JR & B Farming Limited v Hewitt [2021] EWHC 1704 (Comm) (24 June 2021)
- In summary, the key points to note are that:
(1) whatever the form of hearing, real time transcription requires the permission of the court and therefore a specific court order;
(2) the court will frequently wish to regulate to whom any such real-time transcript may be disseminated;
[MouseInTheCourt: ie the court has power to decide who should receive transcripts]
Public Hearings
General
Yalland & Ors v Secretary of State for Exiting the European Union [2017] EWHC 629 (Admin) (03 February 2017)

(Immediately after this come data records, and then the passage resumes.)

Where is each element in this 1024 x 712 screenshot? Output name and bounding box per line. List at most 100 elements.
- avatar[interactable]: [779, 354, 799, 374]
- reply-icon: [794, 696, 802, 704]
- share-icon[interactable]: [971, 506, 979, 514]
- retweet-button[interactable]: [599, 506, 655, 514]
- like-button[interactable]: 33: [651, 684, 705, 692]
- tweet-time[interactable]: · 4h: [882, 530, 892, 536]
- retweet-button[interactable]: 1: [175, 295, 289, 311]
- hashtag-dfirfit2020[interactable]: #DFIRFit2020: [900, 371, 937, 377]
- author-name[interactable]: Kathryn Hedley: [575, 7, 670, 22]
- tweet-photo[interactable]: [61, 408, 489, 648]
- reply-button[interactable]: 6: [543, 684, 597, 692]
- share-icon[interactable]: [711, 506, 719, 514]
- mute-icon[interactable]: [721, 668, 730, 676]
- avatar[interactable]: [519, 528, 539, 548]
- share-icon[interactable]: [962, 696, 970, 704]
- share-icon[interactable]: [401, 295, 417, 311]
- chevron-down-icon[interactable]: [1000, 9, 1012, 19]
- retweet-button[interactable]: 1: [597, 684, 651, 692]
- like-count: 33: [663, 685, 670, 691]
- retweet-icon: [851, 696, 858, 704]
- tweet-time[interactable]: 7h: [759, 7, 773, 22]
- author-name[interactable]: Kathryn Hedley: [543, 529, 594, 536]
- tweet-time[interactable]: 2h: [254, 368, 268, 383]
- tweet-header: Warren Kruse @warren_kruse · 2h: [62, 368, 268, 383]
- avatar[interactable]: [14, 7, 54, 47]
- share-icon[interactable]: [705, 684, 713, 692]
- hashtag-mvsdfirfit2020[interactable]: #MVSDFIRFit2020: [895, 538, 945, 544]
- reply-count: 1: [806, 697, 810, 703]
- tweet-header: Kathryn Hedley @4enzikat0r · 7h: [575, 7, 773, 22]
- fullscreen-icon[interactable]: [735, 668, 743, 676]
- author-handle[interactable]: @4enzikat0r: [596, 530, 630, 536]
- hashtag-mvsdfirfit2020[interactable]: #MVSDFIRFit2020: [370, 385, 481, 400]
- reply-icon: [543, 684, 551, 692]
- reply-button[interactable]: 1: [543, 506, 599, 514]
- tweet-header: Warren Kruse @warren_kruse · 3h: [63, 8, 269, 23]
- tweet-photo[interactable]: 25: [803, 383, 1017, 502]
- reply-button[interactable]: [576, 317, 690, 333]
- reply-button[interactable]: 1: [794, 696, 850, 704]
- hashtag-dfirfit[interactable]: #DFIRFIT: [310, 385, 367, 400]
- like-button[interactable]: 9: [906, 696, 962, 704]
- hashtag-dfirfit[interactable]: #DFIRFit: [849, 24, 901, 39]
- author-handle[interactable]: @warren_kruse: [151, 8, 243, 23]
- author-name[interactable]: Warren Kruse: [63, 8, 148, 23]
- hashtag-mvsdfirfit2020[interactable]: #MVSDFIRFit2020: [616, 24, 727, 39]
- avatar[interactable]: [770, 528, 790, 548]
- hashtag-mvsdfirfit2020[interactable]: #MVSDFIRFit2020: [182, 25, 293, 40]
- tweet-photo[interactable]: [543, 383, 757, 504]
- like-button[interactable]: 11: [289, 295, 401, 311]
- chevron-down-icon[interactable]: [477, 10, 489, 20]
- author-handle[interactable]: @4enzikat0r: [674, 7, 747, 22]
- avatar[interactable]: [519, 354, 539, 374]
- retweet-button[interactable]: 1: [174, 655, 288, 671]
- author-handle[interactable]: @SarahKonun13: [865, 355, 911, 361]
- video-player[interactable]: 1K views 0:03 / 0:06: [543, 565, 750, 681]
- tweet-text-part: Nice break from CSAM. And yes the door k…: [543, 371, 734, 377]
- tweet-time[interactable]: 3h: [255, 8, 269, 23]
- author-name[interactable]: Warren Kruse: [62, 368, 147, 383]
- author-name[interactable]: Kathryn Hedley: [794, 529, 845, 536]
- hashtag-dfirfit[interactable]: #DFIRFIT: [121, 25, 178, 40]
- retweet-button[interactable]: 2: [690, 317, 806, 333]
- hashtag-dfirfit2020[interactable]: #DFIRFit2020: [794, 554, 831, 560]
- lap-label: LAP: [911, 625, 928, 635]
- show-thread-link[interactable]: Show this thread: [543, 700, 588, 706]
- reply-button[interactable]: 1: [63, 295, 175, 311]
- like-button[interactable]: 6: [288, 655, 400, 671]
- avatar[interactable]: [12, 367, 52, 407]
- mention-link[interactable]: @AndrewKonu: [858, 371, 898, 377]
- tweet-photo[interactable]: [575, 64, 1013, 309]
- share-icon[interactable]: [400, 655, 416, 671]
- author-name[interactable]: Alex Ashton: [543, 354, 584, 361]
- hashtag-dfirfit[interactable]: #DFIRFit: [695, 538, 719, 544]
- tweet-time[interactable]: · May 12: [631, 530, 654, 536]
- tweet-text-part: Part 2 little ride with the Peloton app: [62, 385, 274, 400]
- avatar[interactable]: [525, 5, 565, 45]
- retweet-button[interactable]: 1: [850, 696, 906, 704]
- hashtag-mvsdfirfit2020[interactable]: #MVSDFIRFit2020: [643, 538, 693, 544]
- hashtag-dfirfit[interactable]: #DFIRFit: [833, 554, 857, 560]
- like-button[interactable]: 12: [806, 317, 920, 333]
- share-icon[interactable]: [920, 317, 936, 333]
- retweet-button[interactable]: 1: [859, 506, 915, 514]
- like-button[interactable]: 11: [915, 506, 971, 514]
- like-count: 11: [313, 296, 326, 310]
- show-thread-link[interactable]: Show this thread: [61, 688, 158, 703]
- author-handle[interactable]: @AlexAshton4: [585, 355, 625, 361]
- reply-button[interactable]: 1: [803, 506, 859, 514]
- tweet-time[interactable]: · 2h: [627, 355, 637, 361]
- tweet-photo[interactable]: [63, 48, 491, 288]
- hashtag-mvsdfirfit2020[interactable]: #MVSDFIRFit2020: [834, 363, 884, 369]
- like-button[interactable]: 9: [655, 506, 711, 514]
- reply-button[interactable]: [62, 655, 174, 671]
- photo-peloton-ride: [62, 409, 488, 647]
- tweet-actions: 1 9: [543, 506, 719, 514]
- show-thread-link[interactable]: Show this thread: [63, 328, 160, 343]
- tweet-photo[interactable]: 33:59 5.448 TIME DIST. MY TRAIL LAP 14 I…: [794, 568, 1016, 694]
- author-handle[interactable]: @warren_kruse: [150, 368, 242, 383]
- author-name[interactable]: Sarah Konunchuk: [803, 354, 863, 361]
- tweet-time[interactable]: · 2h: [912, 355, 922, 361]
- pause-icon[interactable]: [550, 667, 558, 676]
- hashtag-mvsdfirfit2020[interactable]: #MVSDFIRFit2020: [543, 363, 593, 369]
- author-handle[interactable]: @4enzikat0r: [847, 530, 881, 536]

- The requirement that justice should be administered openly and in public is a fundamental tenet of our legal system. The administration of justice must be open to public scrutiny. This principle is inextricably linked with that of freedom of speech and in particular the freedom of the press and other media to report court proceedings: see A v BBC [2015] AC 588 per Lord Reed at paragraphs 23 to 26.
Attorney General v Leveller Magazine Ltd [1979] AC 440 per Lord Diplock at 450
As a general rule the English system of administering justice does require that it be done in public: Scott v. Scott [1913] A.C. 417. If the way that courts behave cannot be hidden from the public ear and eye this provides a safeguard against judicial arbitrariness or idiosyncrasy and maintains the public confidence in the administration of justice. The application of this principle of open justice has two aspects: as respects proceedings in the court itself it requires that they should be held in open court to which the press and public are admitted and that, in criminal cases at any rate, all evidence communicated to the court is communicated publicly. As respects the publication to a wider public of fair and accurate reports of proceedings that have taken place in court the principle requires that nothing should be done to discourage this.
Civil
Civil Procedure Rule 39.2 “General rule – hearing to be in public”
- The general rule is that a hearing is to be in public. A hearing may not be held in private, irrespective of the parties’ consent, unless and to the extent that the court decides that it must be held in private, applying the provisions of paragraph (3).
Criminal
Family
Court of Protection
See: https://openjusticecourtofprotection.org/
Insolvency
Rule 12.2(3) of The Insolvency (England and Wales) Rules 2016
- The hearing of an application must be in open court unless the court directs otherwise.
Open Justice Heroes
One Blackfriars Ltd, Re [2021] EWHC 684 (Ch) (23 March 2021)
- In order to promote transparency and public access to justice, following the agreement to hold the trial as a remote hearing, I made an order on 3 June 2020 in the following form:
“Pursuant to section 85A (1)(a) of the Courts Act 2003 (as amended by the Coronavirus Act 2020) the Trial shall be broadcast by Sparq by means of a passive live stream to a bespoke web page created by Sparq. The webpage shall be accessible to the public without password or other restriction and the webpage address shall be published in the daily cause list and be available on request from the court office”
The trial was thus available to be seen by any interested member of the public with access to the internet. According to data supplied by Sparq, the livestream was in fact watched by an average of around sixty people a day (and a peak of 428). This level of public access is far higher than would be achieved by allowing people to physically attend a hearing in the Rolls Building.